Как отмечено в предыдущем разделе, эта материальная база, иронически, признавалась Ротбардом, но он не признавал последствия для свободы, когда она исчезла. В то время как он не раздумывал, что случится, когда этот запас земли закончится, и выживут ли либертарианские аспекты раннего американского общества, современные политики, боссы и экономисты раздумывали. Неудивительно, они обратились к государству, чтобы обеспечить рост капитализма на могиле собственности фермеров и ремесленников.

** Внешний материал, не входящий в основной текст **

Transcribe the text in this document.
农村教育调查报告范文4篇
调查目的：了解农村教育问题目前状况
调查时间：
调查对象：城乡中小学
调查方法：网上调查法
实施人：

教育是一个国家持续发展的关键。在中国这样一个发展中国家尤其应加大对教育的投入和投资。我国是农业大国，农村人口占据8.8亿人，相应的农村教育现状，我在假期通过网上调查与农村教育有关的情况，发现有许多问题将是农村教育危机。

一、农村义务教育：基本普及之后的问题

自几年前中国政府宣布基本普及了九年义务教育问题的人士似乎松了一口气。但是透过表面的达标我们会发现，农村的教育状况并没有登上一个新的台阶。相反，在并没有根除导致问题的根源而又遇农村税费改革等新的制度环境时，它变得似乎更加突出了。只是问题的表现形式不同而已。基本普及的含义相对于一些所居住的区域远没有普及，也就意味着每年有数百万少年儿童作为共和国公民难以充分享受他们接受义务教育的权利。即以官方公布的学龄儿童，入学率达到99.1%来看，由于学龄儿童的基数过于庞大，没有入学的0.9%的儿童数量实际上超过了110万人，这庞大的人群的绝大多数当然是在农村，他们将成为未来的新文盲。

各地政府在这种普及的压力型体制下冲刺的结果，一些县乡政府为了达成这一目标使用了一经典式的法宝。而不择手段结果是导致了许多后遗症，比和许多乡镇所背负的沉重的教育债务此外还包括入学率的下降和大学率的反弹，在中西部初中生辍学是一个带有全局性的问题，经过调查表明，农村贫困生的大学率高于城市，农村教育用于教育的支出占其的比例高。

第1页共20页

К середине 19 века экономика начала меняться. Капитализм начали импортировать в американское общество, после того как инфраструктура была улучшена с государственной помощью и были созданы тарифные барьеры, которые позволили развиться местным мануфактурам. Скоро, из-за (поддерживаемого государством) капиталистического соревнования, ремесленная продукция была заменена наемным трудом. Так "эволюционировал" совремннный капитализм. Многие рабочие поняли, возмущались, и противостояли повышающемуся подчинению своим работодателям, что не может быть примирено с принципами свободы и экономической независимости, которые отметили американскую жизнь и глубоко запали в массовое сознание в дни ранней экономики. В 1854 году, например, группа умелых создателей пианино надеялись, что "в будущем, когда они (наемные работники) забудут, что соответствует мужеству как славе в системе, принуждающей их их нуждами и в противоположность их чувствам независимости и самоуважения. Пусть торговля пианино будет избавлена от таких проявлений унижающей власти зарплатной системы". [quoted by Brecher and Costello, Common Sense for Hard Times, с. 26]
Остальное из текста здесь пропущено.